Abstract

We use a 3‐D chemical transport model (the GEOS‐Chem CTM) to evaluate a global emission inventory for ethane (C 2 H 6 ), with a best estimate for the global source of 13 Tg yr −1 , 8.0 Tg yr −1 from fossil fuel production, 2.6 Tg yr −1 from biofuel, and 2.4 Tg yr −1 from biomass burning. About 80% of the source is emitted in the Northern Hemisphere. The model generally provides a reasonable and unbiased simulation of surface air observations, column measurements, and aircraft profiles worldwide, including patterns of geographical and seasonal variability.
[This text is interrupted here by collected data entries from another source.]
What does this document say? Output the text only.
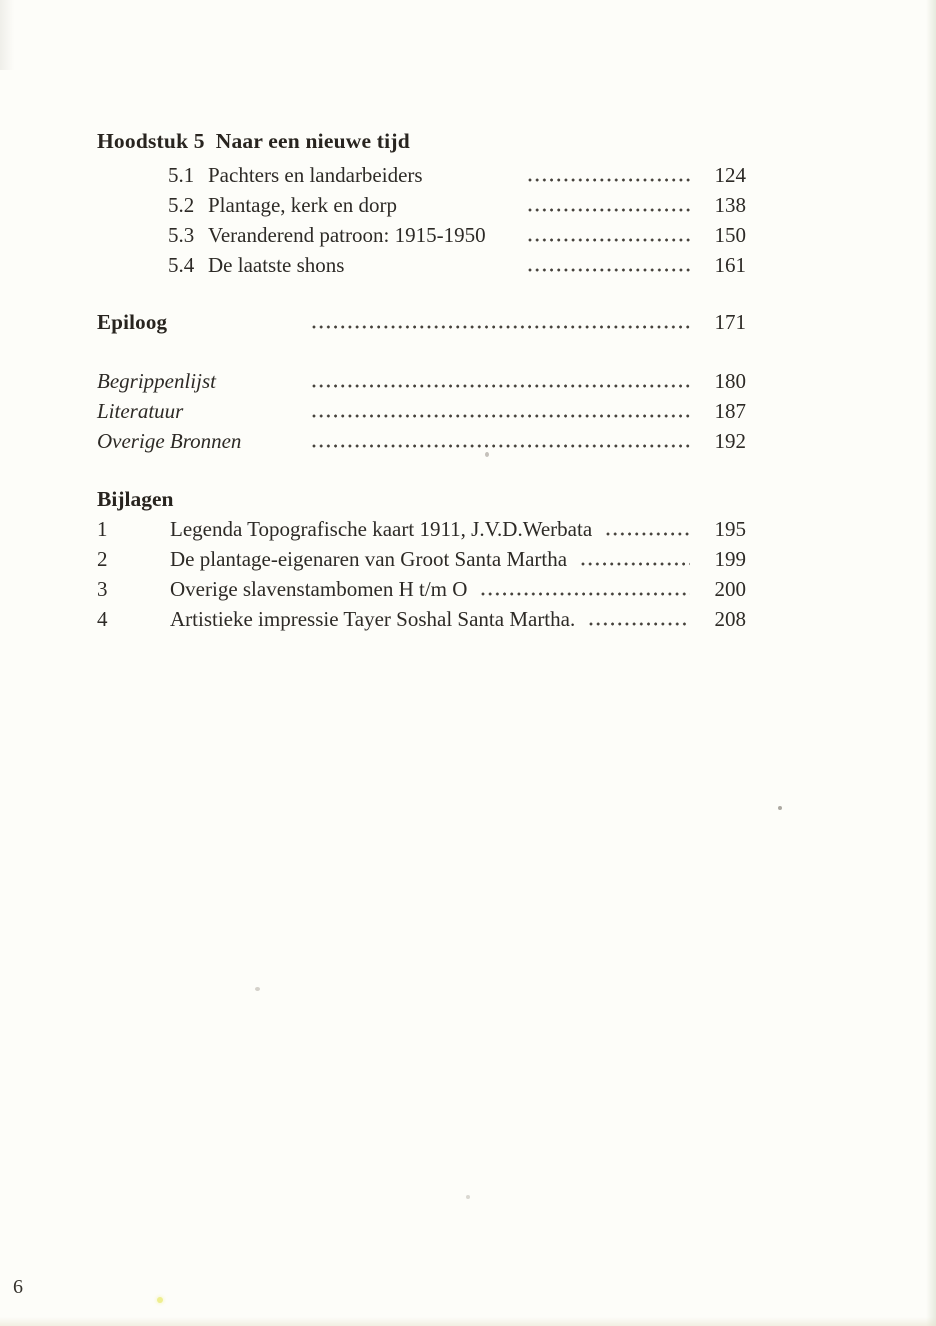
Hoodstuk 5 Naar een nieuwe tijd
5.1 Pachters en landarbeiders	124
5.2 Plantage, kerk en dorp	138
5.3 Veranderend patroon: 1915-1950	150
5.4 De laatste shons	161
Epiloog	171
Begrippenlijst	180
Literatuur	187
Overige Bronnen	192
Bijlagen
1	Legenda Topografische kaart 1911, J.V.D.Werbata	195
2	De plantage-eigenaren van Groot Santa Martha	199
3	Overige slavenstambomen H t/m O	200
4	Artistieke impressie Tayer Soshal Santa Martha.	208
6
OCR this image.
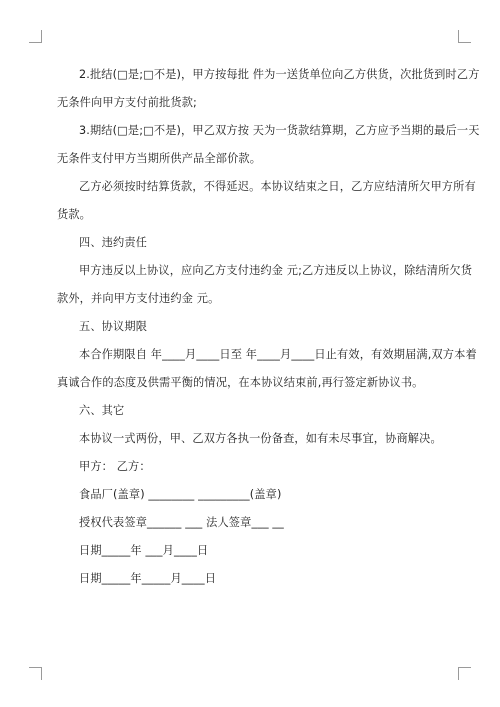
2.批结(□是;□不是)，甲方按每批 件为一送货单位向乙方供货，次批货到时乙方
无条件向甲方支付前批货款;
3.期结(□是;□不是)，甲乙双方按 天为一货款结算期，乙方应予当期的最后一天
无条件支付甲方当期所供产品全部价款。
乙方必须按时结算货款，不得延迟。本协议结束之日，乙方应结清所欠甲方所有
货款。
四、违约责任
甲方违反以上协议，应向乙方支付违约金 元;乙方违反以上协议，除结清所欠货
款外，并向甲方支付违约金 元。
五、协议期限
本合作期限自 年____月____日至 年____月____日止有效，有效期届满,双方本着
真诚合作的态度及供需平衡的情况，在本协议结束前,再行签定新协议书。
六、其它
本协议一式两份，甲、乙双方各执一份备查，如有未尽事宜，协商解决。
甲方： 乙方：
食品厂(盖章) ________ _________(盖章)
授权代表签章______ ___ 法人签章___ __
日期_____年 ___月____日
日期_____年_____月____日
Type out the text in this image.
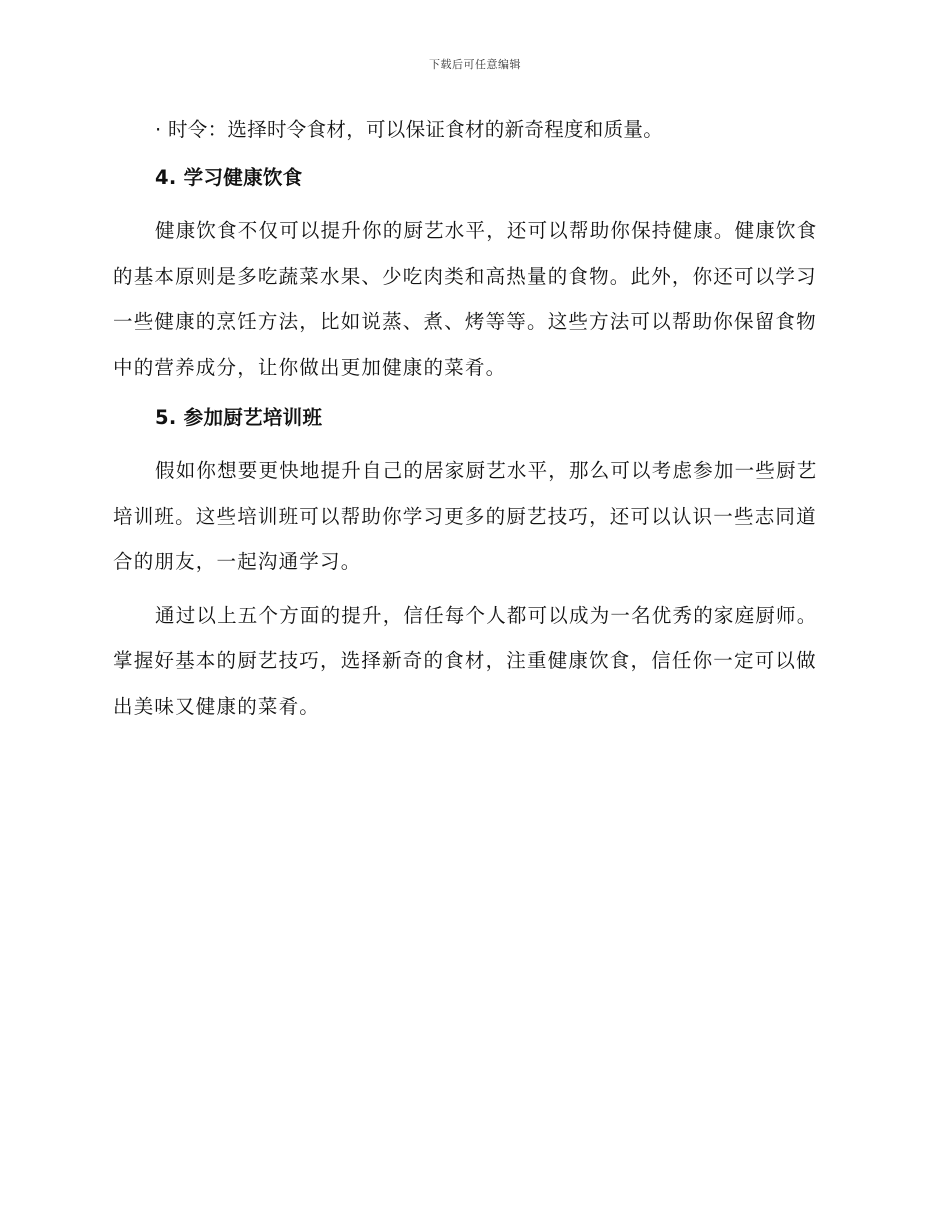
下载后可任意编辑

· 时令：选择时令食材，可以保证食材的新奇程度和质量。

4. 学习健康饮食

健康饮食不仅可以提升你的厨艺水平，还可以帮助你保持健康。健康饮食的基本原则是多吃蔬菜水果、少吃肉类和高热量的食物。此外，你还可以学习一些健康的烹饪方法，比如说蒸、煮、烤等等。这些方法可以帮助你保留食物中的营养成分，让你做出更加健康的菜肴。

5. 参加厨艺培训班

假如你想要更快地提升自己的居家厨艺水平，那么可以考虑参加一些厨艺培训班。这些培训班可以帮助你学习更多的厨艺技巧，还可以认识一些志同道合的朋友，一起沟通学习。

通过以上五个方面的提升，信任每个人都可以成为一名优秀的家庭厨师。掌握好基本的厨艺技巧，选择新奇的食材，注重健康饮食，信任你一定可以做出美味又健康的菜肴。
The main bias is a 20%–30% overestimate at European surface sites. Propagation of the C 2 H 6 seasonal signal from northern midlatitudes to the equatorial western Pacific and the southern tropics demonstrates the dominance of northern midlatitudes as a source of C 2 H 6 worldwide. Interhemispheric transport provides the largest C 2 H 6 source to the Southern Hemisphere (1.7 Tg yr −1 ), and southern biomass burning provides the other major source (1.0 Tg yr −1 ). The C 2 H 6 emission inventory for the United States from the Environmental Protection Agency (0.6 Tg yr −1 ) is considerably lower than our estimate constrained by extensive aircraft observations in the continental boundary layer (2.4 Tg yr −1 ). This appears to reflect a factor 7 underestimate in the fossil fuel source over the south‐central United States. Our estimate of C 2 H 6 emissions, together with observed ratios of CH 4 :C 2 H 6 , suggests that CH 4 emissions from energy production in the U.S. may be underestimated by as much as 50%–100%.